In terms of short term responses to COVID-19, the commitment from the Government to refund the cost of COVID-19 linked Statutory Sick Pay to employers with less than 250 employees for up to 14 days will be welcomed.  In particular, the likely extension to providing refunds for self isolation for other symptoms will help those manufacturing businesses where staff are required to self isolate with other symptoms and where working from home is typically impractical. 

In the manufacturing sector, the Coronavirus Business Interruption Loan Scheme will also provide more comfort that funding sources will be available for businesses who are being adversely impacted by COVID – 19.  In conjunction with the reduction of the Bank of England base rate to 0.25% on the same day as the Budget, this should hopefully convert into readily available finance for SME businesses in the sector at a time of uncertainty. 

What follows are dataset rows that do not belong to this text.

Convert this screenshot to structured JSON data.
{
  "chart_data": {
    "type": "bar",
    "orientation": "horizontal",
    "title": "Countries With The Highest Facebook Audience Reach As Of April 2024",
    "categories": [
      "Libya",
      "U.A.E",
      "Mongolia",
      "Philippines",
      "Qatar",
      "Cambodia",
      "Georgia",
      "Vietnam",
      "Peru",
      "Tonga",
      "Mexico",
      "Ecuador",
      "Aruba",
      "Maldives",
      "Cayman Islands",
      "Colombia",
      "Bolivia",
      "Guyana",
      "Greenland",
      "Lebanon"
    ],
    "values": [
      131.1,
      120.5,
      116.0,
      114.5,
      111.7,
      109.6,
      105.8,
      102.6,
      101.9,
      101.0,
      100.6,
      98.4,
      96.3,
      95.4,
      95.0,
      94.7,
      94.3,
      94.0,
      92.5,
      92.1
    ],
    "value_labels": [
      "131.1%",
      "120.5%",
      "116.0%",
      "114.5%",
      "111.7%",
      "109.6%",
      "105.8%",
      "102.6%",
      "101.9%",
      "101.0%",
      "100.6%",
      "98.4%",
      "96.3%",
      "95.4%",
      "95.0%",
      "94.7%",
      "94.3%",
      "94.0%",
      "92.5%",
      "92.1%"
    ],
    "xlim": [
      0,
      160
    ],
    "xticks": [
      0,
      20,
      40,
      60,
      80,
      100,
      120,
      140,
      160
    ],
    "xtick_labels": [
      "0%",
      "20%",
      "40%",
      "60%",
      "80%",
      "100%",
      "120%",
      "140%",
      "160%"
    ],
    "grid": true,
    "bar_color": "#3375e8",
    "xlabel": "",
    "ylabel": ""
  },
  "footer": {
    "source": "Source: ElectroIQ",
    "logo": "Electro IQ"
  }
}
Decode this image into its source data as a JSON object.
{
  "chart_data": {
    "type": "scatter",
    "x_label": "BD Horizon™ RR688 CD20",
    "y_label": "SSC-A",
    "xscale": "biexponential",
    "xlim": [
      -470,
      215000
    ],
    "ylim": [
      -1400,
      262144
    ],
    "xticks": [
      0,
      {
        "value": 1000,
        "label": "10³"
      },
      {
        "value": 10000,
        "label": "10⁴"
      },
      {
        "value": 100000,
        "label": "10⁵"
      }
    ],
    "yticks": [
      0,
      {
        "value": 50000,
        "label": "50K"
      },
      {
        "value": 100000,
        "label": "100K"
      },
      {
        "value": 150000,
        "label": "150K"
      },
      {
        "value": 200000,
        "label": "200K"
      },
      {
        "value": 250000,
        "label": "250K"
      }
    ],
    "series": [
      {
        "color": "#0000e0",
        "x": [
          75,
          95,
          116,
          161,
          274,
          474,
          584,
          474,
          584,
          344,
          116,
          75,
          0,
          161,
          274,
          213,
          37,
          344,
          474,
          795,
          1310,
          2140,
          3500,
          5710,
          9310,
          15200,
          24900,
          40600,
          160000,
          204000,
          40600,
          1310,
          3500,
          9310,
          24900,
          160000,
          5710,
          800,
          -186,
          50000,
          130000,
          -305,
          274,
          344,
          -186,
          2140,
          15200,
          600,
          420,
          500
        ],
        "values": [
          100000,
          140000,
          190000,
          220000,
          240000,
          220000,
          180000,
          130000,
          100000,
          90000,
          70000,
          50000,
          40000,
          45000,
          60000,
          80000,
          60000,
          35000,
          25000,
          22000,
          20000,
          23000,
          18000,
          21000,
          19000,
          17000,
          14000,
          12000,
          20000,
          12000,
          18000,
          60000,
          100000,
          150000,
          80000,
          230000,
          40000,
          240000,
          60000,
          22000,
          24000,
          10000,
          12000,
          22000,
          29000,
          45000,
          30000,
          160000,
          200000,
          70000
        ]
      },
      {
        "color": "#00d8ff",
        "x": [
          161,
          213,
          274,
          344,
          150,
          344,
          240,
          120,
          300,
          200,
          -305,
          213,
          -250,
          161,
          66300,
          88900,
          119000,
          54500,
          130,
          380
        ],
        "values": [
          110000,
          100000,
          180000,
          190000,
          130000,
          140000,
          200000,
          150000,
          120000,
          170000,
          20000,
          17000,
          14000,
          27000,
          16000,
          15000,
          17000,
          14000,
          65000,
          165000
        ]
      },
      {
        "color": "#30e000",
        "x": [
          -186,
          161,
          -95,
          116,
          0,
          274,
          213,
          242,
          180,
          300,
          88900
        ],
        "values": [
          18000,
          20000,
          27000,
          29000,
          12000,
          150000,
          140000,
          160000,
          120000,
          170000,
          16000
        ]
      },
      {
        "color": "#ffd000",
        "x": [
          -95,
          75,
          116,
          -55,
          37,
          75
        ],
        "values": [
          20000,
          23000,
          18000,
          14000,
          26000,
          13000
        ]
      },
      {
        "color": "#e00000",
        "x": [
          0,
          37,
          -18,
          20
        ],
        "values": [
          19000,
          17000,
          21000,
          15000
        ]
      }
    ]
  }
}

In the longer term for the manufacturing sector, the extension of the R&D Expenditure Credit to 13% and the Structures and Building Allowance to 3% will both be welcomed as they support investment in R&D and new manufacturing facilities. Equally, the Government has committed to substantial public sector funding for R&D carried out by (for example) universities which is typically carried out in conjunction with manufacturers or results in spin out companies.  This is a clear demonstration of support for a sector that was concerned that the exit from the EU would result in less funding for R&D projects in the UK. 

However, not all was positive for manufacturers.  The Budget has confirmed that the rate of Corporation Tax is remaining at 19% (rather than reducing to 17% in April 2020, as was originally enacted) and this will impact negatively upon the cashflow of profitable manufacturers. The largest contributor to additional taxes to be raised is from the u-turn on the reduction in Corporation Tax.  

The reduction of the lifetime allowance for Entrepreneurs’ Relief from £10m to £1m is also unfortunate as it was a relief which actively encouraged succession planning in larger manufacturing businesses and we may see less appetite for retirement for some manufacturing business owners. The proposed Plastic Packaging Tax is forecast to raise more than £200m a year in tax from 2022 and a large part of that cost is likely to end up within the manufacturing sector. The Budget was also devoid of any significant new measures to encourage businesses to hire apprentices or encouraging wider employment in the sector.    

But under the circumstances, the Chancellor has produced a budget which has provided some positive news for the manufacturing sector.